I've included some examples on the right, showing the AWE & MAGNIFICENCE Stereophonic sound had on mere mortal beings. There were hundreds of these records released, but I only want to give a few good examples... The Sounds Exciting! cover is one of my all-time favourites :)

Stereophonic sound!

Now then, the cover above is well known amongst Rap music lovers, as it's been sampled many many times, by the likes of Coldcut, Eric B & Rakim and Bomb The Bass. This particular record has a certain Geoffrey Sumner introducing various examples of stereophonic sound in a very BBC English accent. Geoffrey guides us through various examples of classical music; Vera Lynn & Ted Heath (the big band leader as opposed to the former Prime Minister). The album also features realistic examples of Stereo in the form of racing cars and ,most famously, the train sequence. It is the introduction to this sequence that many, many DJs sampled: "This is a journey into sound... STEREOPHONIC sound..."

Now, I must mention that the classic first album from The Wiseguys, entitled 'Executive Suite' blatantly steals the idea 'pays homage' to the stereo sound albums of the 60s & 70s. It's a gem of an album. And the retrospective cover is jolly nice too.

Okay, story time! Not so very long ago, I was in 'Pivo', a Czech Beer bar in Edinburgh (and a very nice one too). As I was sat, cuddling up to a pint of delicious pilsner urquell, a track came across the speakers that caught my attention. It was a strange cover version of 'son of a preacher man'... it was groovy, certainly, but I couldn't figure out which language the lady was singing in. Hooked, I had to enquire... which got me nowhere. The barman agreed it was a fine track, but had no idea by who the artist was, stating it was "just a compilation they play". As it happens, it could (maybe) be possible the compilation was Cosmosonica: Crazy Covers by Tom Middleton. The problem with that compilation is that the tracklist is incorrect. The Version on Middleton's comp was definitely the track I'd heard in Pivo, but was credited to Sylvie Vartan & Axelle Red. This is wrong. For starters the track I'd heard wasn't a duet, and secondly, your honour, Sylvie Vartan & Axelle Red are big stars in France, and therefore sing in French. Sylvie Vartan is Bulgarian by birth, so maybe somebody got confused somewhere down the line.

Eventually, I found out that version was by Sylvia Vrethammar, a Swedish songstress who was quite popular in the 60s.

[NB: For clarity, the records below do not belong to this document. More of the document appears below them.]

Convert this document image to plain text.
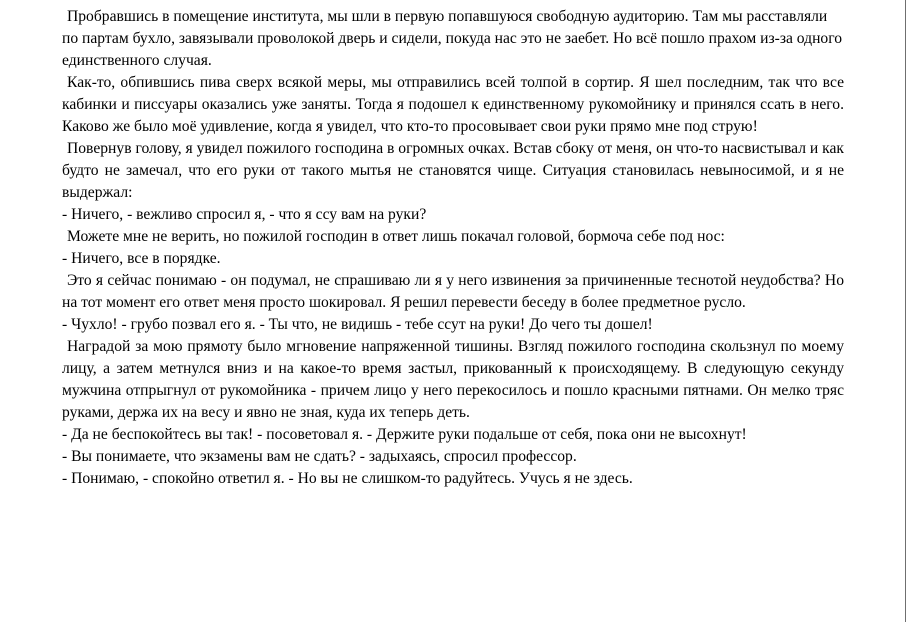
Пробравшись в помещение института, мы шли в первую попавшуюся свободную аудиторию. Там мы расставляли по партам бухло, завязывали проволокой дверь и сидели, покуда нас это не заебет. Но всё пошло прахом из-за одного единственного случая.

Как-то, обпившись пива сверх всякой меры, мы отправились всей толпой в сортир. Я шел последним, так что все кабинки и писсуары оказались уже заняты. Тогда я подошел к единственному рукомойнику и принялся ссать в него. Каково же было моё удивление, когда я увидел, что кто-то просовывает свои руки прямо мне под струю!

Повернув голову, я увидел пожилого господина в огромных очках. Встав сбоку от меня, он что-то насвистывал и как будто не замечал, что его руки от такого мытья не становятся чище. Ситуация становилась невыносимой, и я не выдержал:

- Ничего, - вежливо спросил я, - что я ссу вам на руки?

Можете мне не верить, но пожилой господин в ответ лишь покачал головой, бормоча себе под нос:

- Ничего, все в порядке.

Это я сейчас понимаю - он подумал, не спрашиваю ли я у него извинения за причиненные теснотой неудобства? Но на тот момент его ответ меня просто шокировал. Я решил перевести беседу в более предметное русло.

- Чухло! - грубо позвал его я. - Ты что, не видишь - тебе ссут на руки! До чего ты дошел!

Наградой за мою прямоту было мгновение напряженной тишины. Взгляд пожилого господина скользнул по моему лицу, а затем метнулся вниз и на какое-то время застыл, прикованный к происходящему. В следующую секунду мужчина отпрыгнул от рукомойника - причем лицо у него перекосилось и пошло красными пятнами. Он мелко тряс руками, держа их на весу и явно не зная, куда их теперь деть.

- Да не беспокойтесь вы так! - посоветовал я. - Держите руки подальше от себя, пока они не высохнут!

- Вы понимаете, что экзамены вам не сдать? - задыхаясь, спросил профессор.

- Понимаю, - спокойно ответил я. - Но вы не слишком-то радуйтесь. Учусь я не здесь.
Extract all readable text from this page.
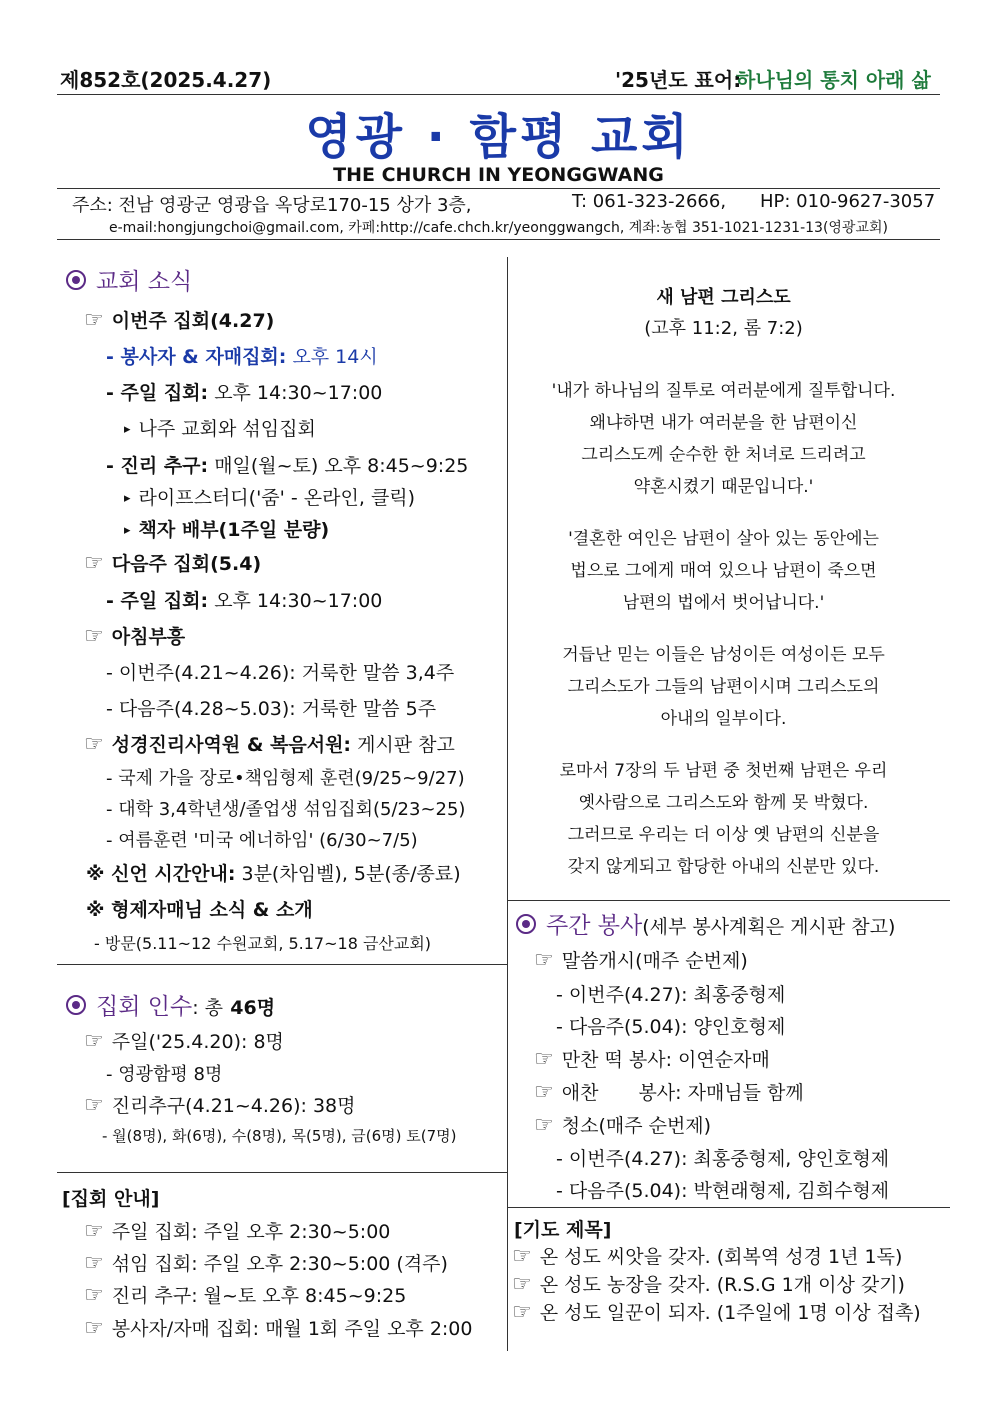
제852호(2025.4.27)	'25년도 표어:
하나님의 통치 아래 삶
영광 · 함평 교회
THE CHURCH IN YEONGGWANG
주소: 전남 영광군 영광읍 옥당로170-15 상가 3층,	T: 061-323-2666, HP: 010-9627-3057
e-mail:hongjungchoi@gmail.com, 카페:http://cafe.chch.kr/yeonggwangch, 계좌:농협 351-1021-1231-13(영광교회)
교회 소식
☞ 이번주 집회(4.27)
- 봉사자 & 자매집회: 오후 14시
- 주일 집회: 오후 14:30~17:00
▸ 나주 교회와 섞임집회
- 진리 추구: 매일(월~토) 오후 8:45~9:25
▸ 라이프스터디('줌' - 온라인, 클릭)
▸ 책자 배부(1주일 분량)
☞ 다음주 집회(5.4)
- 주일 집회: 오후 14:30~17:00
☞ 아침부흥
- 이번주(4.21~4.26): 거룩한 말씀 3,4주
- 다음주(4.28~5.03): 거룩한 말씀 5주
☞ 성경진리사역원 & 복음서원: 게시판 참고
- 국제 가을 장로•책임형제 훈련(9/25~9/27)
- 대학 3,4학년생/졸업생 섞임집회(5/23~25)
- 여름훈련 '미국 에너하임' (6/30~7/5)
※ 신언 시간안내: 3분(차임벨), 5분(종/종료)
※ 형제자매님 소식 & 소개
- 방문(5.11~12 수원교회, 5.17~18 금산교회)
집회 인수: 총 46명
☞ 주일('25.4.20): 8명
- 영광함평 8명
☞ 진리추구(4.21~4.26): 38명
- 월(8명), 화(6명), 수(8명), 목(5명), 금(6명) 토(7명)
[집회 안내]
☞ 주일 집회: 주일 오후 2:30~5:00
☞ 섞임 집회: 주일 오후 2:30~5:00 (격주)
☞ 진리 추구: 월~토 오후 8:45~9:25
☞ 봉사자/자매 집회: 매월 1회 주일 오후 2:00
새 남편 그리스도
(고후 11:2, 롬 7:2)
'내가 하나님의 질투로 여러분에게 질투합니다.
왜냐하면 내가 여러분을 한 남편이신
그리스도께 순수한 한 처녀로 드리려고
약혼시켰기 때문입니다.'
'결혼한 여인은 남편이 살아 있는 동안에는
법으로 그에게 매여 있으나 남편이 죽으면
남편의 법에서 벗어납니다.'
거듭난 믿는 이들은 남성이든 여성이든 모두
그리스도가 그들의 남편이시며 그리스도의
아내의 일부이다.
로마서 7장의 두 남편 중 첫번째 남편은 우리
옛사람으로 그리스도와 함께 못 박혔다.
그러므로 우리는 더 이상 옛 남편의 신분을
갖지 않게되고 합당한 아내의 신분만 있다.
주간 봉사(세부 봉사계획은 게시판 참고)
☞ 말씀개시(매주 순번제)
- 이번주(4.27): 최홍중형제
- 다음주(5.04): 양인호형제
☞ 만찬 떡 봉사: 이연순자매
☞ 애찬 봉사: 자매님들 함께
☞ 청소(매주 순번제)
- 이번주(4.27): 최홍중형제, 양인호형제
- 다음주(5.04): 박현래형제, 김희수형제
[기도 제목]
☞ 온 성도 씨앗을 갖자. (회복역 성경 1년 1독)
☞ 온 성도 농장을 갖자. (R.S.G 1개 이상 갖기)
☞ 온 성도 일꾼이 되자. (1주일에 1명 이상 접촉)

Swedish, you say, rigggghhhht, that'll be the language, then. And with this info, I was up and running. Her cover version En Lärling På Våran Gård (Son of a preacher man) was on her 1969 Sonet LP 'Spotlight', which is currently out-of-print. En Lärling På Våran Gård was released as single (Sonet T-7766), and it is this that I sniffed out and eventually purchased. Lovely! I also made an mp3 copy, so I can listen to it on my phone when out and about. Smashing. I wonder what "I love it when a plan comes together" is in Swedish?